Una nuova ordinanza respinge le richieste degli avvocati sul differimento di pena o la detenzione domiciliare. I legali del boss annunciano un altro ricorso

Di Anna Ditta
Pubblicato il 20 Lug. 2017 alle 08:58

Il tribunale di sorveglianza di Bologna ha respinto la richiesta di differimento pena o, in alternativa, di detenzione domiciliare presentata dai legali del capomafia Totò Riina a causa delle sue condizioni di salute.

Il boss di Cosa Nostra resterà quindi detenuto al 41bis nel reparto riservato ai carcerati dell’ospedale di Parma.

L’ordinanza con cui la richiesta è stata rigettata riporta anche alcune dichiarazioni di Riina alla moglie Antonietta Bagarella in un colloquio video-registrato avvenuto lo scorso 27 febbraio.

“Io non mi pento, a me non mi piegheranno”, ha detto il boss. “Io non voglio chiedere niente a nessuno”, ha dichiarato riferendosi alle eventuali istanze da proporre, “mi posso fare anche 3mila anni no 30 anni”.
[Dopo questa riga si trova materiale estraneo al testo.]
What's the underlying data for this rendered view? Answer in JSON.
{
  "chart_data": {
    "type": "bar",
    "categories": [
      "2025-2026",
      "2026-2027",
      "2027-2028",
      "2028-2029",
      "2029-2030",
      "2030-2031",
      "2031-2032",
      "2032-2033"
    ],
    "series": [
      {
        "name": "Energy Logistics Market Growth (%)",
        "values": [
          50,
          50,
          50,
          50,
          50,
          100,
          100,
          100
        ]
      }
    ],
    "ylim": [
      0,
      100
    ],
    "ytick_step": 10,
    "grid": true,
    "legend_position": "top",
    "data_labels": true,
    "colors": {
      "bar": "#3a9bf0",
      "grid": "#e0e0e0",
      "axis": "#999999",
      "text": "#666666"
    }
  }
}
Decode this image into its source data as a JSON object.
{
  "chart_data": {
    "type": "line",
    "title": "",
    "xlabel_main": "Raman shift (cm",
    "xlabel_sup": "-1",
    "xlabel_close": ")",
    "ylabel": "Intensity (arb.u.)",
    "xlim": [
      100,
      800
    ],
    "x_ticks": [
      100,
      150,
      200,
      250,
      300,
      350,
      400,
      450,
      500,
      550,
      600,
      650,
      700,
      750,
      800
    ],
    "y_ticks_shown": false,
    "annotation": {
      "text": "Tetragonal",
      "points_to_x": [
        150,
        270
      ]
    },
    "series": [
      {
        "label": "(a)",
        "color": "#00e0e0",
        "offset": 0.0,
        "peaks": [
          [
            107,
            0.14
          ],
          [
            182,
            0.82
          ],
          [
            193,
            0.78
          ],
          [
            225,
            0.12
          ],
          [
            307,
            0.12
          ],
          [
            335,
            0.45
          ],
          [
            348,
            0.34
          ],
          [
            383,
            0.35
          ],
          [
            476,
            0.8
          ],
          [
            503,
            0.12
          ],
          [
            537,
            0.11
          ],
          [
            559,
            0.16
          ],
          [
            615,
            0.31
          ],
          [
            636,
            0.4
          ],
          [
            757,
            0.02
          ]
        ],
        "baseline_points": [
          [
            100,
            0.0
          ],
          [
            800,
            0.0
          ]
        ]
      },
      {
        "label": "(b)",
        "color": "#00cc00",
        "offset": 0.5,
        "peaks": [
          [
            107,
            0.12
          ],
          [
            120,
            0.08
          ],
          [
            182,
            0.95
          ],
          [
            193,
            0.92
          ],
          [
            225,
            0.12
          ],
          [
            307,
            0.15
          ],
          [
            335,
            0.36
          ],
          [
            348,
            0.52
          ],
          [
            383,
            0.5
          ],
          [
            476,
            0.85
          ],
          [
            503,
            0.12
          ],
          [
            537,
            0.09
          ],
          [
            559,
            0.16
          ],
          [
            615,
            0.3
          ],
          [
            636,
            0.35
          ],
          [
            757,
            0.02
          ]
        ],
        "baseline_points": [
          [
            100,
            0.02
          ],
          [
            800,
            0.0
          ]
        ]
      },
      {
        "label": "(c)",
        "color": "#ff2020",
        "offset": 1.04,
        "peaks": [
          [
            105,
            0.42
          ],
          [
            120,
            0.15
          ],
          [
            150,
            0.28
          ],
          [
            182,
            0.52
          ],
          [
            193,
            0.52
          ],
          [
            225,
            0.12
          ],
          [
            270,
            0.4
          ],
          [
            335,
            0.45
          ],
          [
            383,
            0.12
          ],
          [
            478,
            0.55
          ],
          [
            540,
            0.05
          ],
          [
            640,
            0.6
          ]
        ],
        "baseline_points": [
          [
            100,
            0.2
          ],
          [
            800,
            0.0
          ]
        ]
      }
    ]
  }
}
I giudici hanno sottolineato che “è degno di nota” il fatto che Riina asserisca che “non si piegherà e non si pentirà mai”. In un altro passaggio i coniugi affermano che i collaboratori di giustizia vengano pagati per dire il falso.

Secondo i magistrati la lucidità manifestata da Riina nel dialogo e la tipologia dei delitti commessi in passato fanno sì che, nonostante le condizioni di salute complessivamente considerate, rimane il pericolo che il boss possa commettere ulteriori gravi delitti.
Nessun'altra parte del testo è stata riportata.